We think outcomes matter so much because we have an impact bias: A tendency to overestimate the duration and impact of our emotional reaction to a future event such as a career achievement or a bank balance milestone. That’s one of the reasons high achievers sometimes get depressed literally the day after they sell a company or win an Olympic medal - reaching the goal doesn’t bring sustained happiness.
So shouldn’t we have goals and plans? We should. The issue is not having goals and plans, it’s our strong attachment to them. A huge unlock for me was starting to focus less on the outcome, and more on the journey to get there - the one that can be the most fulfilling, expansive or adventurous; the one that might be difficult and not at all fun at times, but will grow me in a way that is meaningful to me, and not just bring money, status and/or external approval.

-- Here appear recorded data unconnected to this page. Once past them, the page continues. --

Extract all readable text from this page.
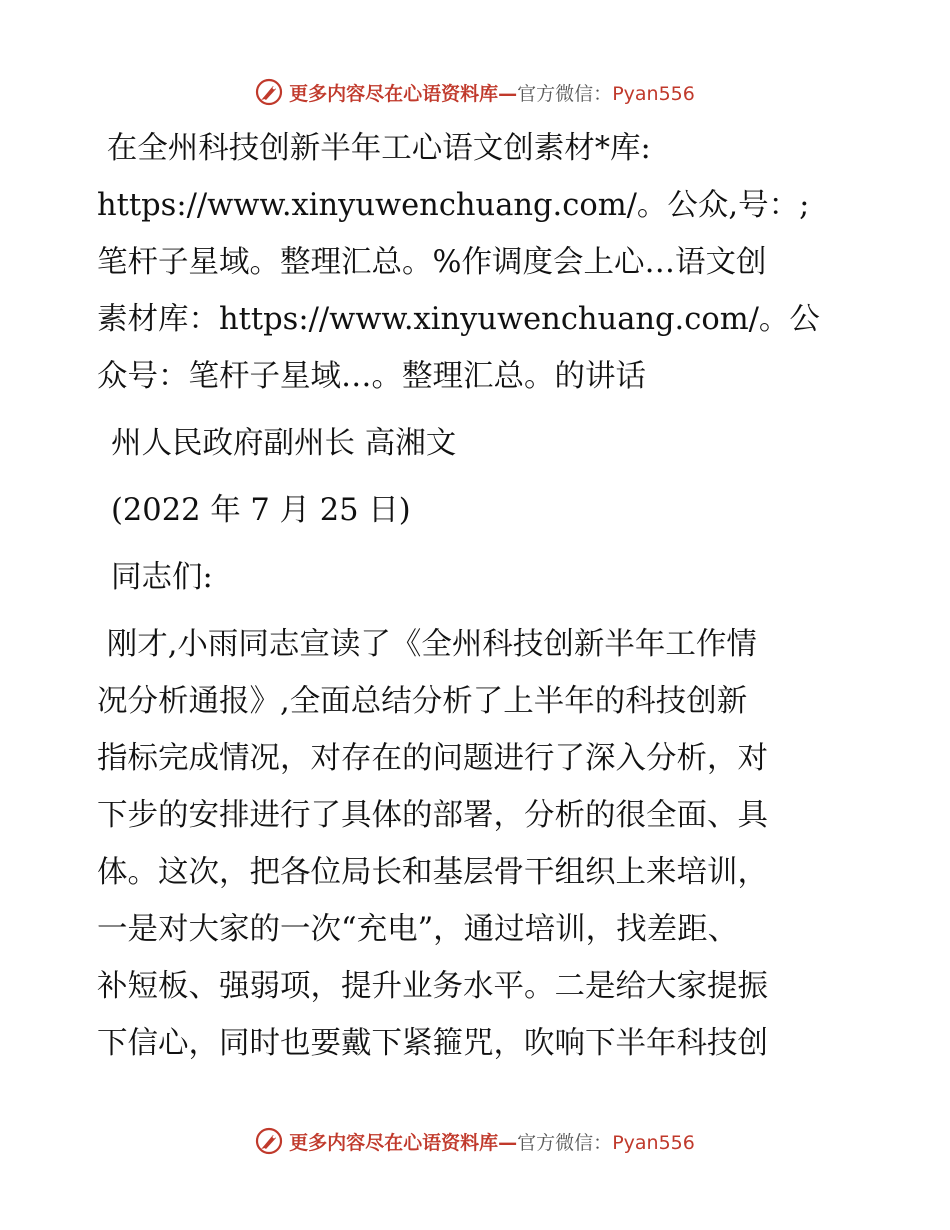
更多内容尽在心语资料库—官方微信：Pyan556

在全州科技创新半年工心语文创素材*库:

https://www.xinyuwenchuang.com/。公众,号：;

笔杆子星域。整理汇总。%作调度会上心…语文创

素材库：https://www.xinyuwenchuang.com/。公

众号：笔杆子星域…。整理汇总。的讲话

州人民政府副州长 高湘文

(2022 年 7 月 25 日)

同志们:

刚才,小雨同志宣读了《全州科技创新半年工作情

况分析通报》,全面总结分析了上半年的科技创新

指标完成情况，对存在的问题进行了深入分析，对

下步的安排进行了具体的部署，分析的很全面、具

体。这次，把各位局长和基层骨干组织上来培训，

一是对大家的一次“充电”，通过培训，找差距、

补短板、强弱项，提升业务水平。二是给大家提振

下信心，同时也要戴下紧箍咒，吹响下半年科技创

更多内容尽在心语资料库—官方微信：Pyan556
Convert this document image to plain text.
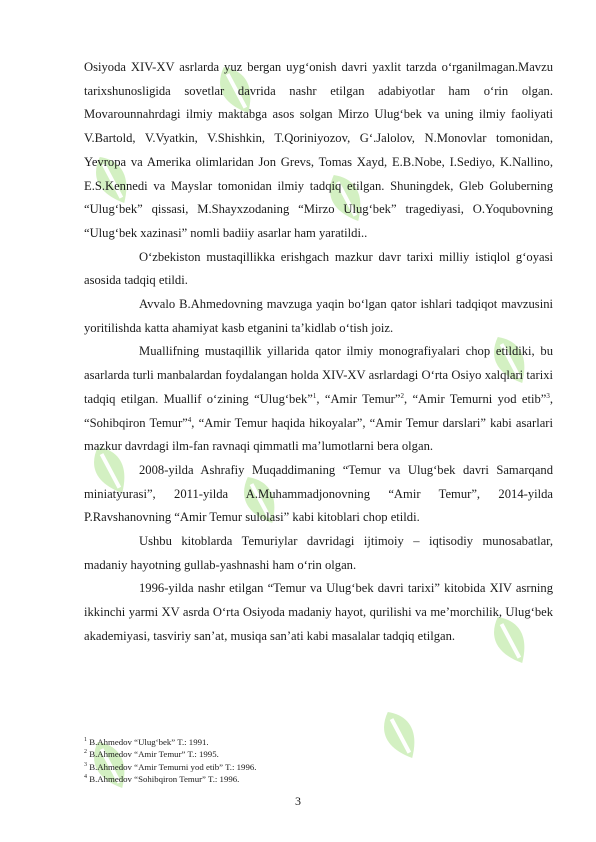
Osiyoda XIV-XV asrlarda yuz bergan uyg‘onish davri yaxlit tarzda o‘rganilmagan.Mavzu tarixshunosligida sovetlar davrida nashr etilgan adabiyotlar ham o‘rin olgan. Movarounnahrdagi ilmiy maktabga asos solgan Mirzo Ulug‘bek va uning ilmiy faoliyati V.Bartold, V.Vyatkin, V.Shishkin, T.Qoriniyozov, G‘.Jalolov, N.Monovlar tomonidan, Yevropa va Amerika olimlaridan Jon Grevs, Tomas Xayd, E.B.Nobe, I.Sediyo, K.Nallino, E.S.Kennedi va Mayslar tomonidan ilmiy tadqiq etilgan. Shuningdek, Gleb Goluberning “Ulug‘bek” qissasi, M.Shayxzodaning “Mirzo Ulug‘bek” tragediyasi, O.Yoqubovning “Ulug‘bek xazinasi” nomli badiiy asarlar ham yaratildi..

O‘zbekiston mustaqillikka erishgach mazkur davr tarixi milliy istiqlol g‘oyasi asosida tadqiq etildi.

Avvalo B.Ahmedovning mavzuga yaqin bo‘lgan qator ishlari tadqiqot mavzusini yoritilishda katta ahamiyat kasb etganini ta’kidlab o‘tish joiz.

Muallifning mustaqillik yillarida qator ilmiy monografiyalari chop etildiki, bu asarlarda turli manbalardan foydalangan holda XIV-XV asrlardagi O‘rta Osiyo xalqlari tarixi tadqiq etilgan. Muallif o‘zining “Ulug‘bek”$^1$, “Amir Temur”$^2$, “Amir Temurni yod etib”$^3$, “Sohibqiron Temur”$^4$, “Amir Temur haqida hikoyalar”, “Amir Temur darslari” kabi asarlari mazkur davrdagi ilm-fan ravnaqi qimmatli ma’lumotlarni bera olgan.

2008-yilda Ashrafiy Muqaddimaning “Temur va Ulug‘bek davri Samarqand miniatyurasi”, 2011-yilda A.Muhammadjonovning “Amir Temur”, 2014-yilda P.Ravshanovning “Amir Temur sulolasi” kabi kitoblari chop etildi.

Ushbu kitoblarda Temuriylar davridagi ijtimoiy – iqtisodiy munosabatlar, madaniy hayotning gullab-yashnashi ham o‘rin olgan.

1996-yilda nashr etilgan “Temur va Ulug‘bek davri tarixi” kitobida XIV asrning ikkinchi yarmi XV asrda O‘rta Osiyoda madaniy hayot, qurilishi va me’morchilik, Ulug‘bek akademiyasi, tasviriy san’at, musiqa san’ati kabi masalalar tadqiq etilgan.

$^1$ B.Ahmedov “Ulug‘bek” T.: 1991.
$^2$ B.Ahmedov “Amir Temur” T.: 1995.
$^3$ B.Ahmedov “Amir Temurni yod etib” T.: 1996.
$^4$ B.Ahmedov “Sohibqiron Temur” T.: 1996.
3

When we focus on the journey more than the outcome we leave room for openness, flow and intuition and therefore greater potential for better opportunities or more innovative ideas to emerge. We allow our creative self to rear its head and drive our actions. So if something goes awry we don’t get frustrated because it delayed our plan to get a promotion, we consider which opportunities opened up for us to follow a different path to a promotion, or whether we still care about the promotion at all.
If we let go of the idea that we can predict the outcome or create a perfect plan to get there, we can be present not only to how the situation evolves but also to how we evolve.
The point is not the outcome. It’s not even the journey. It’s who we become by going through the journey.
The point is to look back, regardless of the outcome, and not want to change anything - because it made us who we are.